The new Order issued under the same Act “has relaxed certain limitations on outward remittances for capital transactions and removed the restrictions on current transfers of emigrants, while continuing the other suspensions/limitations which were imposed under the previous Order,” the Central Bank statement said.
Accordingly, under the new Order, the first-time claim of migration allowance has been increased to a maximum of US$ 50, 000 from US$ 30, 000 under the previous order. Subsequent claims after the initial claim of migration allowance have been increased to US$ 20, 000 from US$ 10, 000.
Repatriation of current income or accumulated current income of emigrants will no longer be subject to any limitations. Earlier, it was subject to a maximum of US$ 30, 000.
Meanwhile, resident investors through Outward Investment Accounts (OIAs) can now make additional investments up to US$ 30, 000 in already established subsidiaries or branch offices registered or incorporated overseas, for the purpose of working capital requirements. Earlier, the limit was US$ 15, 000.
Companies listed on the Colombo Stock Exchange (CSE) are now allowed to invest up to US$ 200, 000 in ordinary shares of a company outside Sri Lanka, for the purpose of expanding their core business activities overseas. The limit for companies not listed on the CSE is up to US$ 100, 000.
Also, to set up overseas offices, local companies are allowed to take out up to US$ 100, 000.

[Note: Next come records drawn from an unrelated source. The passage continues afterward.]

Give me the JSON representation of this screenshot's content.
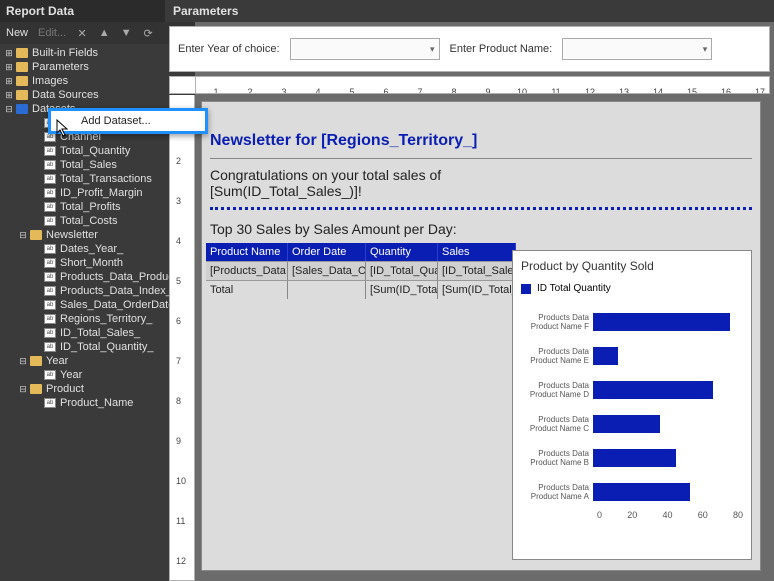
{
  "sidebar": {
    "title": "Report Data",
    "new_label": "New",
    "edit_label": "Edit...",
    "folders": {
      "builtin": "Built-in Fields",
      "parameters": "Parameters",
      "images": "Images",
      "datasources": "Data Sources",
      "datasets": "Datasets"
    },
    "dataset_fields": [
      "Year",
      "Channel",
      "Total_Quantity",
      "Total_Sales",
      "Total_Transactions",
      "ID_Profit_Margin",
      "Total_Profits",
      "Total_Costs"
    ],
    "newsletter_label": "Newsletter",
    "newsletter_fields": [
      "Dates_Year_",
      "Short_Month",
      "Products_Data_Product",
      "Products_Data_Index_",
      "Sales_Data_OrderDate_",
      "Regions_Territory_",
      "ID_Total_Sales_",
      "ID_Total_Quantity_"
    ],
    "year_ds_label": "Year",
    "year_fields": [
      "Year"
    ],
    "product_ds_label": "Product",
    "product_fields": [
      "Product_Name"
    ],
    "context_menu": {
      "add_dataset": "Add Dataset..."
    }
  },
  "params": {
    "header": "Parameters",
    "year_label": "Enter Year of choice:",
    "product_label": "Enter Product Name:"
  },
  "ruler": [
    "1",
    "2",
    "3",
    "4",
    "5",
    "6",
    "7",
    "8",
    "9",
    "10",
    "11",
    "12",
    "13",
    "14",
    "15",
    "16",
    "17"
  ],
  "vruler": [
    "1",
    "2",
    "3",
    "4",
    "5",
    "6",
    "7",
    "8",
    "9",
    "10",
    "11",
    "12"
  ],
  "report": {
    "headline": "Newsletter for [Regions_Territory_]",
    "congrats_line1": "Congratulations on your total sales of",
    "congrats_line2": "[Sum(ID_Total_Sales_)]!",
    "subhead": "Top 30 Sales by Sales Amount per Day:",
    "table": {
      "headers": [
        "Product Name",
        "Order Date",
        "Quantity",
        "Sales"
      ],
      "row1": [
        "[Products_Data",
        "[Sales_Data_Or",
        "[ID_Total_Quant",
        "[ID_Total_Sales"
      ],
      "row2": [
        "Total",
        "",
        "[Sum(ID_Total_Q",
        "[Sum(ID_Total_"
      ]
    }
  },
  "chart_data": {
    "type": "bar",
    "title": "Product by Quantity Sold",
    "legend": "ID Total Quantity",
    "categories": [
      "Products Data Product Name F",
      "Products Data Product Name E",
      "Products Data Product Name D",
      "Products Data Product Name C",
      "Products Data Product Name B",
      "Products Data Product Name A"
    ],
    "values": [
      82,
      15,
      72,
      40,
      50,
      58
    ],
    "xlabel": "",
    "ylabel": "",
    "xlim": [
      0,
      90
    ],
    "axis_ticks": [
      "0",
      "20",
      "40",
      "60",
      "80"
    ]
  }
}
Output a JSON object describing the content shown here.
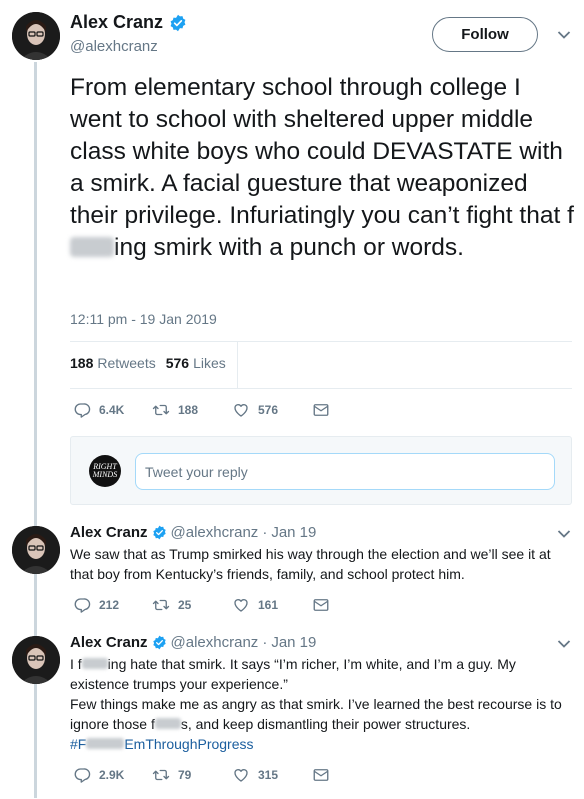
{
  "main_tweet": {
    "name": "Alex Cranz",
    "handle": "@alexhcranz",
    "follow_label": "Follow",
    "text_before": "From elementary school through college I went to school with sheltered upper middle class white boys who could DEVASTATE with a smirk. A facial guesture that weaponized their privilege. Infuriatingly you can’t fight that f",
    "text_after": "ing smirk with a punch or words.",
    "timestamp": "12:11 pm - 19 Jan 2019",
    "retweets_count": "188",
    "retweets_label": "Retweets",
    "likes_count": "576",
    "likes_label": "Likes",
    "actions": {
      "replies": "6.4K",
      "retweets": "188",
      "likes": "576"
    }
  },
  "reply_box": {
    "placeholder": "Tweet your reply",
    "avatar_text": "RIGHT MINDS"
  },
  "replies": [
    {
      "name": "Alex Cranz",
      "handle": "@alexhcranz",
      "dot": "·",
      "date": "Jan 19",
      "text": "We saw that as Trump smirked his way through the election and we’ll see it at that boy from Kentucky’s friends, family, and school protect him.",
      "actions": {
        "replies": "212",
        "retweets": "25",
        "likes": "161"
      }
    },
    {
      "name": "Alex Cranz",
      "handle": "@alexhcranz",
      "dot": "·",
      "date": "Jan 19",
      "line1_a": "I f",
      "line1_b": "ing hate that smirk. It says “I’m richer, I’m white, and I’m a guy. My existence trumps your experience.”",
      "line2_a": "Few things make me as angry as that smirk. I’ve learned the best recourse is to ignore those f",
      "line2_b": "s, and keep dismantling their power structures.",
      "hashtag_a": "#F",
      "hashtag_b": "EmThroughProgress",
      "actions": {
        "replies": "2.9K",
        "retweets": "79",
        "likes": "315"
      }
    }
  ],
  "colors": {
    "verified": "#1da1f2",
    "muted": "#657786",
    "thread_line": "#ccd6dd",
    "hashtag": "#1b5e9e"
  },
  "icons": [
    "verified-badge-icon",
    "chevron-down-icon",
    "reply-icon",
    "retweet-icon",
    "like-heart-icon",
    "direct-message-icon"
  ]
}
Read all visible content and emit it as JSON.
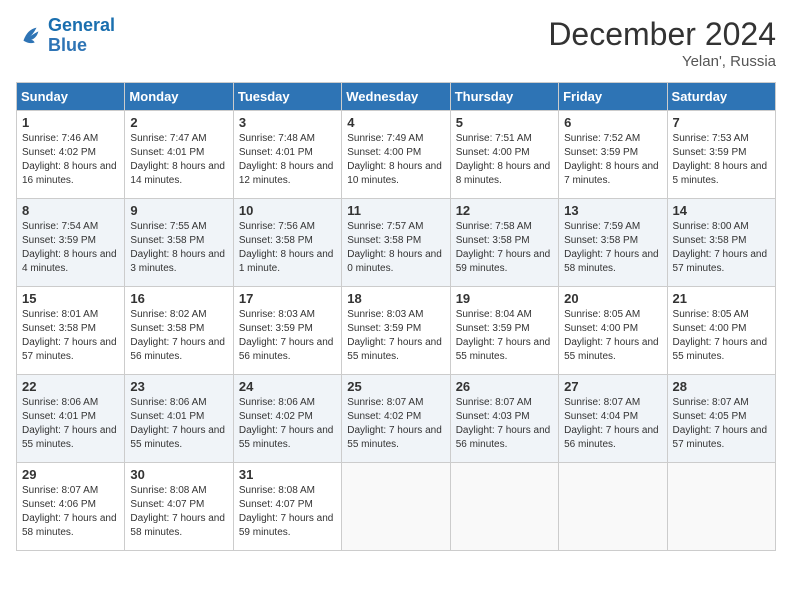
{
  "logo": {
    "text_general": "General",
    "text_blue": "Blue"
  },
  "header": {
    "month": "December 2024",
    "location": "Yelan', Russia"
  },
  "weekdays": [
    "Sunday",
    "Monday",
    "Tuesday",
    "Wednesday",
    "Thursday",
    "Friday",
    "Saturday"
  ],
  "weeks": [
    [
      {
        "day": "1",
        "sunrise": "7:46 AM",
        "sunset": "4:02 PM",
        "daylight": "8 hours and 16 minutes."
      },
      {
        "day": "2",
        "sunrise": "7:47 AM",
        "sunset": "4:01 PM",
        "daylight": "8 hours and 14 minutes."
      },
      {
        "day": "3",
        "sunrise": "7:48 AM",
        "sunset": "4:01 PM",
        "daylight": "8 hours and 12 minutes."
      },
      {
        "day": "4",
        "sunrise": "7:49 AM",
        "sunset": "4:00 PM",
        "daylight": "8 hours and 10 minutes."
      },
      {
        "day": "5",
        "sunrise": "7:51 AM",
        "sunset": "4:00 PM",
        "daylight": "8 hours and 8 minutes."
      },
      {
        "day": "6",
        "sunrise": "7:52 AM",
        "sunset": "3:59 PM",
        "daylight": "8 hours and 7 minutes."
      },
      {
        "day": "7",
        "sunrise": "7:53 AM",
        "sunset": "3:59 PM",
        "daylight": "8 hours and 5 minutes."
      }
    ],
    [
      {
        "day": "8",
        "sunrise": "7:54 AM",
        "sunset": "3:59 PM",
        "daylight": "8 hours and 4 minutes."
      },
      {
        "day": "9",
        "sunrise": "7:55 AM",
        "sunset": "3:58 PM",
        "daylight": "8 hours and 3 minutes."
      },
      {
        "day": "10",
        "sunrise": "7:56 AM",
        "sunset": "3:58 PM",
        "daylight": "8 hours and 1 minute."
      },
      {
        "day": "11",
        "sunrise": "7:57 AM",
        "sunset": "3:58 PM",
        "daylight": "8 hours and 0 minutes."
      },
      {
        "day": "12",
        "sunrise": "7:58 AM",
        "sunset": "3:58 PM",
        "daylight": "7 hours and 59 minutes."
      },
      {
        "day": "13",
        "sunrise": "7:59 AM",
        "sunset": "3:58 PM",
        "daylight": "7 hours and 58 minutes."
      },
      {
        "day": "14",
        "sunrise": "8:00 AM",
        "sunset": "3:58 PM",
        "daylight": "7 hours and 57 minutes."
      }
    ],
    [
      {
        "day": "15",
        "sunrise": "8:01 AM",
        "sunset": "3:58 PM",
        "daylight": "7 hours and 57 minutes."
      },
      {
        "day": "16",
        "sunrise": "8:02 AM",
        "sunset": "3:58 PM",
        "daylight": "7 hours and 56 minutes."
      },
      {
        "day": "17",
        "sunrise": "8:03 AM",
        "sunset": "3:59 PM",
        "daylight": "7 hours and 56 minutes."
      },
      {
        "day": "18",
        "sunrise": "8:03 AM",
        "sunset": "3:59 PM",
        "daylight": "7 hours and 55 minutes."
      },
      {
        "day": "19",
        "sunrise": "8:04 AM",
        "sunset": "3:59 PM",
        "daylight": "7 hours and 55 minutes."
      },
      {
        "day": "20",
        "sunrise": "8:05 AM",
        "sunset": "4:00 PM",
        "daylight": "7 hours and 55 minutes."
      },
      {
        "day": "21",
        "sunrise": "8:05 AM",
        "sunset": "4:00 PM",
        "daylight": "7 hours and 55 minutes."
      }
    ],
    [
      {
        "day": "22",
        "sunrise": "8:06 AM",
        "sunset": "4:01 PM",
        "daylight": "7 hours and 55 minutes."
      },
      {
        "day": "23",
        "sunrise": "8:06 AM",
        "sunset": "4:01 PM",
        "daylight": "7 hours and 55 minutes."
      },
      {
        "day": "24",
        "sunrise": "8:06 AM",
        "sunset": "4:02 PM",
        "daylight": "7 hours and 55 minutes."
      },
      {
        "day": "25",
        "sunrise": "8:07 AM",
        "sunset": "4:02 PM",
        "daylight": "7 hours and 55 minutes."
      },
      {
        "day": "26",
        "sunrise": "8:07 AM",
        "sunset": "4:03 PM",
        "daylight": "7 hours and 56 minutes."
      },
      {
        "day": "27",
        "sunrise": "8:07 AM",
        "sunset": "4:04 PM",
        "daylight": "7 hours and 56 minutes."
      },
      {
        "day": "28",
        "sunrise": "8:07 AM",
        "sunset": "4:05 PM",
        "daylight": "7 hours and 57 minutes."
      }
    ],
    [
      {
        "day": "29",
        "sunrise": "8:07 AM",
        "sunset": "4:06 PM",
        "daylight": "7 hours and 58 minutes."
      },
      {
        "day": "30",
        "sunrise": "8:08 AM",
        "sunset": "4:07 PM",
        "daylight": "7 hours and 58 minutes."
      },
      {
        "day": "31",
        "sunrise": "8:08 AM",
        "sunset": "4:07 PM",
        "daylight": "7 hours and 59 minutes."
      },
      null,
      null,
      null,
      null
    ]
  ]
}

Under the previous Order, such overseas investments remained completely suspended.
Meanwhile, up to a maximum limit of US$ 100,000 or equivalent in any other designated currency can be utilised for the purpose of expanding a company’s core business in overseas through Business Foreign Currency Account. Earlier, the limit in this was regard was US$ 20, 000.
In addition, the suspension on outward remittances by companies incorporated in Sri Lanka, being subsidiaries or branch offices of overseas companies, to make investments in employee share ownership plans or employee share option scheme, has been removed.